To balance my list of positive emotions, I have a list of negative ones that I consciously monitor to ensure they do not block my ability to attract success. Hill listed 26 in his book Grow Rich with Peace of Mind.
- Fear
- Greed
- Egotism
- Worry
- Procrastination
- Hate
- Unreliability
- Envy
- Intolerance
- Dishonesty
Your lists, if you chose to develop them, would be as individual and unique as you are. Some may feel that lists of emotions are a rather artificial means of developing personality traits. I like to think of lists as tools for examining my motives more objectively. Emotions are deeply complicated, interconnected things and difficult to sort out at the best of times. Developing a list may assist in that process.

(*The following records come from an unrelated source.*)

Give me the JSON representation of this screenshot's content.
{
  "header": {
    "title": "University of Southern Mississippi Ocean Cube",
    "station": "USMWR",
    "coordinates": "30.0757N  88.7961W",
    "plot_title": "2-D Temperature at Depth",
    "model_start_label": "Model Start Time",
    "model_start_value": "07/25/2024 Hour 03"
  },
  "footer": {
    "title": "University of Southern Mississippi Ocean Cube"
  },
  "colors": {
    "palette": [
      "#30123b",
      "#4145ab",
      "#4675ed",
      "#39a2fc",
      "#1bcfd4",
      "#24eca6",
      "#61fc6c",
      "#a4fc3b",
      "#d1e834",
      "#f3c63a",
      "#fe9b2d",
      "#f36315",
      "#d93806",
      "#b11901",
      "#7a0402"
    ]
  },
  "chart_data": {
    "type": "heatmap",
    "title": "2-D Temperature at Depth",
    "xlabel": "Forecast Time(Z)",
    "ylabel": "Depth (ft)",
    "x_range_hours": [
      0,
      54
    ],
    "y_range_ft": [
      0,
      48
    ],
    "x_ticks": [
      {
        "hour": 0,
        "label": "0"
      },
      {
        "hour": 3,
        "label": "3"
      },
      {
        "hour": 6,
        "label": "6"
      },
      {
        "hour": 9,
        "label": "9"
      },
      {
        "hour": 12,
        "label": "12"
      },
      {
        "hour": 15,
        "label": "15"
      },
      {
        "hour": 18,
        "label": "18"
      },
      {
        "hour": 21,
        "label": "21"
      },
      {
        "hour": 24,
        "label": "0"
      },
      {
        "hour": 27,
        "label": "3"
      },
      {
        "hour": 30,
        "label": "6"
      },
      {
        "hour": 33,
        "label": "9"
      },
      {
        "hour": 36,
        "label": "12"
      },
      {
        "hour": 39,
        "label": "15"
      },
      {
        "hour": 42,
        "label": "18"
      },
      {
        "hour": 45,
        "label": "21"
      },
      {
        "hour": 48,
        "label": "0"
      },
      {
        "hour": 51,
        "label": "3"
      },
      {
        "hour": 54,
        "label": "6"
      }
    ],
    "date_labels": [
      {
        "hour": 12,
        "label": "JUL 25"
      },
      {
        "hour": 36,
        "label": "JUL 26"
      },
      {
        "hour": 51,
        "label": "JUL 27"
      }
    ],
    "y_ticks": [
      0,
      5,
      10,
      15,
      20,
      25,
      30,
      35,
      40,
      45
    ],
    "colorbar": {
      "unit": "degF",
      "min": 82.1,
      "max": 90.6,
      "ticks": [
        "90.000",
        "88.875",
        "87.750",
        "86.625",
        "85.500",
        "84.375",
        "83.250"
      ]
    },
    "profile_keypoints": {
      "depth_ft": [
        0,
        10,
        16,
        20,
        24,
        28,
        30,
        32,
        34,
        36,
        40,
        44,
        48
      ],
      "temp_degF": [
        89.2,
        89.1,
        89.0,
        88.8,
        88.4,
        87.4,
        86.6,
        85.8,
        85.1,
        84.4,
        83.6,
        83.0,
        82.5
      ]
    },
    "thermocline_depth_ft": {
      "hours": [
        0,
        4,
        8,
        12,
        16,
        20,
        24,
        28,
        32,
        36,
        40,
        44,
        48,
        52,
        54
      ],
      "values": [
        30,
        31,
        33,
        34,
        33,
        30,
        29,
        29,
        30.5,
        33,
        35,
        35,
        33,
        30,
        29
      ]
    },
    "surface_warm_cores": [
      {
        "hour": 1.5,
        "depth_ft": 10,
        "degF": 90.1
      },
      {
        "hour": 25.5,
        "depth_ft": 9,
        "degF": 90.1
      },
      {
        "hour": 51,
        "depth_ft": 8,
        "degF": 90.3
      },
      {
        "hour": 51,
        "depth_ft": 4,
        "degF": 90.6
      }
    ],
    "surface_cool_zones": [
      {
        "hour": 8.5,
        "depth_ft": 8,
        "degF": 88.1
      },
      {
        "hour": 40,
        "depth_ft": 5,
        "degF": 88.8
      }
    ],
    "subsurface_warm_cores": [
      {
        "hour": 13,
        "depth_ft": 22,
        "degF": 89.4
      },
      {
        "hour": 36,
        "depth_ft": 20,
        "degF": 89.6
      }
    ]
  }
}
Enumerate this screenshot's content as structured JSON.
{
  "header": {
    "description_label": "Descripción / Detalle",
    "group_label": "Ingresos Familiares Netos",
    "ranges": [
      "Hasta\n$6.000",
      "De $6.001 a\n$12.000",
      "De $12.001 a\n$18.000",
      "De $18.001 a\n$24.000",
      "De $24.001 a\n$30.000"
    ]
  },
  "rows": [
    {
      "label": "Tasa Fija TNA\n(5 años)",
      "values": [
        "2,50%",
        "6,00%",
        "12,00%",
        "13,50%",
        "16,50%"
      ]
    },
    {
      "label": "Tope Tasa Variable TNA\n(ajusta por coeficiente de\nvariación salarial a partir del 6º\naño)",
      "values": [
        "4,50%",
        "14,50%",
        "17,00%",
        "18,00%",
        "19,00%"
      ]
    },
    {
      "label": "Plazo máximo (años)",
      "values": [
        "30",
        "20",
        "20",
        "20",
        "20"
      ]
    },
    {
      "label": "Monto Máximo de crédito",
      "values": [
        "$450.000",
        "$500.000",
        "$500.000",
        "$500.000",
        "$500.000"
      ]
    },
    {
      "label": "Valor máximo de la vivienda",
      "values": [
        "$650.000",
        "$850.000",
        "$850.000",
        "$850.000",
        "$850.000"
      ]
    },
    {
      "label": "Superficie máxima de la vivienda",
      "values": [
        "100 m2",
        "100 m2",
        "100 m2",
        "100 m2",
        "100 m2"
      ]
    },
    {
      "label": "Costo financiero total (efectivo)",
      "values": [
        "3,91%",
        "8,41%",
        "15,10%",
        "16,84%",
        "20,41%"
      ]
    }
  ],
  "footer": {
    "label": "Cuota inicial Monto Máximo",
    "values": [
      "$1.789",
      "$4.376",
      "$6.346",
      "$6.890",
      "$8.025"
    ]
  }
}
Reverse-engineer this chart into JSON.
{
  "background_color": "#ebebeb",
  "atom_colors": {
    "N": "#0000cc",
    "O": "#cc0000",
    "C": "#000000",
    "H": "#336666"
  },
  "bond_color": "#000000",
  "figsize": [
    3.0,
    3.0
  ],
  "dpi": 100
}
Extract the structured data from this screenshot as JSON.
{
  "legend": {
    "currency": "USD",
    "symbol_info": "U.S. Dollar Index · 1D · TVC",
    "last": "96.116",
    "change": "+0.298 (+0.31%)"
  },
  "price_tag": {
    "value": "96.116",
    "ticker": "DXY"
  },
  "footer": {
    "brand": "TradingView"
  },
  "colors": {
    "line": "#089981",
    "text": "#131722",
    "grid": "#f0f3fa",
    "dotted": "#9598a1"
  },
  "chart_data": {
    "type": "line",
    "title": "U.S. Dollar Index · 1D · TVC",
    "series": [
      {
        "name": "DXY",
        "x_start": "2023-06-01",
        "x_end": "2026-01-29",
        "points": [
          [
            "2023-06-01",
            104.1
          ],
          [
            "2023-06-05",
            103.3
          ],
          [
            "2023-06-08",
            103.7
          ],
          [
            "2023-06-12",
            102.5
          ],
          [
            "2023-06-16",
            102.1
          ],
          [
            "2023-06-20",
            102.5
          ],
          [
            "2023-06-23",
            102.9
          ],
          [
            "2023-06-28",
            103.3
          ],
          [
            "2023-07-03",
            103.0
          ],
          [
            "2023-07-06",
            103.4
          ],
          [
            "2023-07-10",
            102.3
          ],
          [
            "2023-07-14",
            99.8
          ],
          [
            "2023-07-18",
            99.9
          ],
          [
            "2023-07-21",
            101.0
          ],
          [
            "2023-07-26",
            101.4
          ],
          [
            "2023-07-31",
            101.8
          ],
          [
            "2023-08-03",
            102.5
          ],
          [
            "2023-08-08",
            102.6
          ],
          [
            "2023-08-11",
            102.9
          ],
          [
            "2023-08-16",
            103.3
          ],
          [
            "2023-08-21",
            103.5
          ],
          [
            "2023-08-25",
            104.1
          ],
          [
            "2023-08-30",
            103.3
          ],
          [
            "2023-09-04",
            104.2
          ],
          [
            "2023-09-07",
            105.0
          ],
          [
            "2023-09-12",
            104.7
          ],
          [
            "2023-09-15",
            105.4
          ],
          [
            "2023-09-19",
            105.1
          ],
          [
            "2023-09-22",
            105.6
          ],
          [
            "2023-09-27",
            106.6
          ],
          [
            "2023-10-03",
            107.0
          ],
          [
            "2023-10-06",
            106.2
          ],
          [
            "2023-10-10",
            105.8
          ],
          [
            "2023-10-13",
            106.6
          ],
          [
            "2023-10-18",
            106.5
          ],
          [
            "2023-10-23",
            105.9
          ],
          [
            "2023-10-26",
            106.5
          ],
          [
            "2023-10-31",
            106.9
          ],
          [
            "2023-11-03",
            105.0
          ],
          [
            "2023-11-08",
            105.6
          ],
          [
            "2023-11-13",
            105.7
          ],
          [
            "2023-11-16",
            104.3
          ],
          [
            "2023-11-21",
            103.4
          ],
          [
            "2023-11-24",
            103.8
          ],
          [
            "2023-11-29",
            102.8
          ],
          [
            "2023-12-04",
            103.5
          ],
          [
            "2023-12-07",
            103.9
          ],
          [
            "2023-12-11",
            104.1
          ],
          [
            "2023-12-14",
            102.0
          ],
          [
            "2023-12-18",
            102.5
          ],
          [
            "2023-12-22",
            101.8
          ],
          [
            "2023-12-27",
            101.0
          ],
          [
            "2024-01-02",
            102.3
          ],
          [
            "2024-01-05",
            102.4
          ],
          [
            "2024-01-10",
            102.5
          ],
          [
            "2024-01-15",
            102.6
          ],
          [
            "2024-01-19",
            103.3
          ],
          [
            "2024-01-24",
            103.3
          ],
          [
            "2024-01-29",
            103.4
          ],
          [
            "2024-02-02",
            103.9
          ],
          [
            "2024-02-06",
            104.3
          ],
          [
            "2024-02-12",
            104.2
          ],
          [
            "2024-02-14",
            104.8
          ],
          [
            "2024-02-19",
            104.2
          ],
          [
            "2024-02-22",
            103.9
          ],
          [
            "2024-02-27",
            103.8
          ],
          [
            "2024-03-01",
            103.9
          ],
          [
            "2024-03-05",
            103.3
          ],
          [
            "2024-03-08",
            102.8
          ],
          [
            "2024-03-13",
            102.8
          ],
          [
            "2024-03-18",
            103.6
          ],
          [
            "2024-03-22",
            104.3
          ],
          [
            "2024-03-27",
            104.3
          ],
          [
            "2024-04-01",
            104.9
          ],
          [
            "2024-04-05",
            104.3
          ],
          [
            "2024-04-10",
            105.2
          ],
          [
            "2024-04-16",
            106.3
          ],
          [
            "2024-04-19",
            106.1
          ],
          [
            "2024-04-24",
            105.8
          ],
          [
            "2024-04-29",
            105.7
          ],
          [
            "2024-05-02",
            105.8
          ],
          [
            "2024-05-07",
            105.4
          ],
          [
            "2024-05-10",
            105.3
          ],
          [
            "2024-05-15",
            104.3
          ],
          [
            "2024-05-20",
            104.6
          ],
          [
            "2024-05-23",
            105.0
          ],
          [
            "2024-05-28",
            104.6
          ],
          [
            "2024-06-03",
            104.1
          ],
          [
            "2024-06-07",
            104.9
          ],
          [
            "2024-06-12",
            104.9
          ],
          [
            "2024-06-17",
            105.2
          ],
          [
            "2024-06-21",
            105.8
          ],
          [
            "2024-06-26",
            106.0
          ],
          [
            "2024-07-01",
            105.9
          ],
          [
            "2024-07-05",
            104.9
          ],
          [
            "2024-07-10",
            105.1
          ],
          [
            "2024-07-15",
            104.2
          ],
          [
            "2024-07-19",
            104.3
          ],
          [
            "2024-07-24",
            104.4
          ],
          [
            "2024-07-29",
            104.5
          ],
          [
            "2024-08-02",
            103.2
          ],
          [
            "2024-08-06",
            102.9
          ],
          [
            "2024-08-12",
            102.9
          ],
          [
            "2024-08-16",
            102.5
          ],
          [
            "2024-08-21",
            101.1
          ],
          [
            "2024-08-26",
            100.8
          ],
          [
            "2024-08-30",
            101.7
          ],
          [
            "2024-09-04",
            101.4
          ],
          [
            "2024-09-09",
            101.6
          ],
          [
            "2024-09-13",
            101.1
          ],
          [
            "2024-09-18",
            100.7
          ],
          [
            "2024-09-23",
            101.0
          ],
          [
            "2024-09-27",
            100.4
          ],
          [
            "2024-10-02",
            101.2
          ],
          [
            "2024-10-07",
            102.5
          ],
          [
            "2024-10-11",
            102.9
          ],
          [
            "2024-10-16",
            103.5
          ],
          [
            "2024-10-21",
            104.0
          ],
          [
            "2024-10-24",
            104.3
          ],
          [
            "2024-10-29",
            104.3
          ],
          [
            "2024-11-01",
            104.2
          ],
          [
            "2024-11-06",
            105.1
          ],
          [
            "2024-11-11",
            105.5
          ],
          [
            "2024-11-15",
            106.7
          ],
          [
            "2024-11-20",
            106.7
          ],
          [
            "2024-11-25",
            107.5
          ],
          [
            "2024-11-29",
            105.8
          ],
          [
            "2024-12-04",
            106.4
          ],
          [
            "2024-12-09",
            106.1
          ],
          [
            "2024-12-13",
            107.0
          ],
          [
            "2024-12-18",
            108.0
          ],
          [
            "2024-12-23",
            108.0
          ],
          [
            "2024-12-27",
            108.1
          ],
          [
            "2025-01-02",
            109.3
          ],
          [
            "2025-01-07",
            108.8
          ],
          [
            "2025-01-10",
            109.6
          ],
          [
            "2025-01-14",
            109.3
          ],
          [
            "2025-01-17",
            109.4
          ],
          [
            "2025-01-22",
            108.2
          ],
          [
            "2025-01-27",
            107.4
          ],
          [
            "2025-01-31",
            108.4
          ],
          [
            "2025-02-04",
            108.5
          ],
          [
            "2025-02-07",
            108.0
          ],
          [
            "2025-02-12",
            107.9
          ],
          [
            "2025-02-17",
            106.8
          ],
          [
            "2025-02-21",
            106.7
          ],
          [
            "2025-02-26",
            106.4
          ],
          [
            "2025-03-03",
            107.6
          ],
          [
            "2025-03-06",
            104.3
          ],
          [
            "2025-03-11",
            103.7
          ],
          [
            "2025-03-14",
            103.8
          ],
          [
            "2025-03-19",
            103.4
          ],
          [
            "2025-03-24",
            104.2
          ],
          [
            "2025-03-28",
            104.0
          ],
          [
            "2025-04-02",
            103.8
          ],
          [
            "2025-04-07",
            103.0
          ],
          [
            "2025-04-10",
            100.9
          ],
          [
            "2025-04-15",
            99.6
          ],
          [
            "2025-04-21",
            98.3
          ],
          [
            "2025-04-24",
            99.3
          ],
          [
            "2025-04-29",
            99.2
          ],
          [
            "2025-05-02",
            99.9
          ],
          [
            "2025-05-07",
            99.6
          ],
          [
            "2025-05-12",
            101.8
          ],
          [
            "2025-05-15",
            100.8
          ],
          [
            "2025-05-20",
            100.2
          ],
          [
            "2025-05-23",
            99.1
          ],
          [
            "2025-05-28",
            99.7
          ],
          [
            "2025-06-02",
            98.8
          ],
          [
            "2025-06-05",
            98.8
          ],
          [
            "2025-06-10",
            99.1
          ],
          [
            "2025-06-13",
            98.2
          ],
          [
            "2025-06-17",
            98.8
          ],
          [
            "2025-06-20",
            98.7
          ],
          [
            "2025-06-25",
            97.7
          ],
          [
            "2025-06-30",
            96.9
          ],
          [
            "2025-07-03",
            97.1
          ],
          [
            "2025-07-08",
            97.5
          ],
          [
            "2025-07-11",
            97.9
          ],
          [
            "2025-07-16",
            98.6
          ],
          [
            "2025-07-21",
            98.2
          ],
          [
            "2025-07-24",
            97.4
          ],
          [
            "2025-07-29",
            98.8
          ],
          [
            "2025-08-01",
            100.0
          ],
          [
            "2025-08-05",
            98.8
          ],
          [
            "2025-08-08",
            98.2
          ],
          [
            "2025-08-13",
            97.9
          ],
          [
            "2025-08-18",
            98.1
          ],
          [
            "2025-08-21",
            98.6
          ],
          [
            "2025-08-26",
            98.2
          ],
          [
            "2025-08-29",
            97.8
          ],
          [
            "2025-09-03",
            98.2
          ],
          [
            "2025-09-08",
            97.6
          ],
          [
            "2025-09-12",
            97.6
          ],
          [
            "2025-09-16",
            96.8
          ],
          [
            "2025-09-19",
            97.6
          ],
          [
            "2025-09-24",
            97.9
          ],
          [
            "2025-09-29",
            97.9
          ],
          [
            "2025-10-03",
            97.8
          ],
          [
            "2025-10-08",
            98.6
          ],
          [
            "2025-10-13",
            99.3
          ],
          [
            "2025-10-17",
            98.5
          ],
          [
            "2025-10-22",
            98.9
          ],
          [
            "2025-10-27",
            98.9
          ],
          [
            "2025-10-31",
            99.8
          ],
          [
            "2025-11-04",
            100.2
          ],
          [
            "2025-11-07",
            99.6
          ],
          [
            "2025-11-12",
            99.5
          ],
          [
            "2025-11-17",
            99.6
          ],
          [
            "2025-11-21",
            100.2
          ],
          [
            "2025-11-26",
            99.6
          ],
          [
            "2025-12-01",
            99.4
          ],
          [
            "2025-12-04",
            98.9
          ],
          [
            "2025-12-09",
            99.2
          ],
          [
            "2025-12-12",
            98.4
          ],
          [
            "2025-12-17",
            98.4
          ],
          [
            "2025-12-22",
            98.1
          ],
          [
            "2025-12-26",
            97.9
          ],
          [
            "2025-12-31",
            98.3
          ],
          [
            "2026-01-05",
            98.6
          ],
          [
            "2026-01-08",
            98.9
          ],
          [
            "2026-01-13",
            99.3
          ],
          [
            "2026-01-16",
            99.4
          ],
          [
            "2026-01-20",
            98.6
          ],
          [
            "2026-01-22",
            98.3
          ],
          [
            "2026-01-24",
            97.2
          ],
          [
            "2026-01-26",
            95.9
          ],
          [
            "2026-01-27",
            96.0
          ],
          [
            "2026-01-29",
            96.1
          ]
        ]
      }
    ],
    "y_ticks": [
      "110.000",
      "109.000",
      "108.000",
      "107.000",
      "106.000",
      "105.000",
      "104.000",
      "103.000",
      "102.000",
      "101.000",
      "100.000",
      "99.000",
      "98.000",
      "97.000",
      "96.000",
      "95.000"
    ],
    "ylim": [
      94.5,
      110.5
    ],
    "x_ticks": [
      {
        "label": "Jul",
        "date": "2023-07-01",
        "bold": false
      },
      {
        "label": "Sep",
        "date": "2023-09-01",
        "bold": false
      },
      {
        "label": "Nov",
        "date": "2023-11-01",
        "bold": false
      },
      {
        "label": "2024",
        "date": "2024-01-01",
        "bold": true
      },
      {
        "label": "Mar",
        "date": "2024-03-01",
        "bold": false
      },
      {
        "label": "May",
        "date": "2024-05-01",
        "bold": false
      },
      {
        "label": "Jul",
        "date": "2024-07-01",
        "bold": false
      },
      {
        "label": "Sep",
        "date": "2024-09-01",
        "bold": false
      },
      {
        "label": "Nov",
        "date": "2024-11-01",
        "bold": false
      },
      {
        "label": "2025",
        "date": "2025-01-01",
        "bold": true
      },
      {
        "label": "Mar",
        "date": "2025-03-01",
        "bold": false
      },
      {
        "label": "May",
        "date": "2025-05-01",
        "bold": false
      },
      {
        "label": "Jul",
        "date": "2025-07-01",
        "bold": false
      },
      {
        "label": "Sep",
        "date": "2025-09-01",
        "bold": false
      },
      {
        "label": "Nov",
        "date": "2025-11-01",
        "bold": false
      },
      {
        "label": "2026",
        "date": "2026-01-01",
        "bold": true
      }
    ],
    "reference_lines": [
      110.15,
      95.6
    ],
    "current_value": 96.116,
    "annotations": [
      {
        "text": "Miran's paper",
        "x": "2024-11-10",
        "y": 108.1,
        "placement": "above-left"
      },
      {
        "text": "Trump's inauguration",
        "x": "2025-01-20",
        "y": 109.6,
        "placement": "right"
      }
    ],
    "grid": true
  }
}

For some, the process of attracting wealth into their lives through positive thinking and feeling takes a long time. It’s simple enough to change a few thoughts, but real change occurs when positive emotions become strong enough that they’re habitual or second nature. This process sometimes requires a great deal of commitment, but when positive feelings become habitual, positive circumstances begin to happen habitually.
Patience, a very healthy and positive emotion, is key to changing habits. Changing habits can take ten minutes or twenty years, depending on how deeply ingrained they have become. Personally, it took me eighteen years to deal with my fear of not having enough.
When I feel worried about money, I change my thinking to something like, “I have enough money to eat today, I have a roof over my head, and I feel grateful for that.” That pattern of thought helps me feel gratitude, a very healthy, positive emotion—more healthy than the worry I felt.
Imagine the power of the law of attraction! When we feel gratitude the law of attraction will bring us a circumstance that triggers more gratitude. Sometimes it takes years or even lifetimes, but the reward of any emotion is that same emotion. The reward of patience is patience. The reward of love is love. The reward of confidence is confidence. The best way to feel more positive is to feel more positive.
Make the choice! Start with gratitude. Confront your fears. Then move forward with confidence.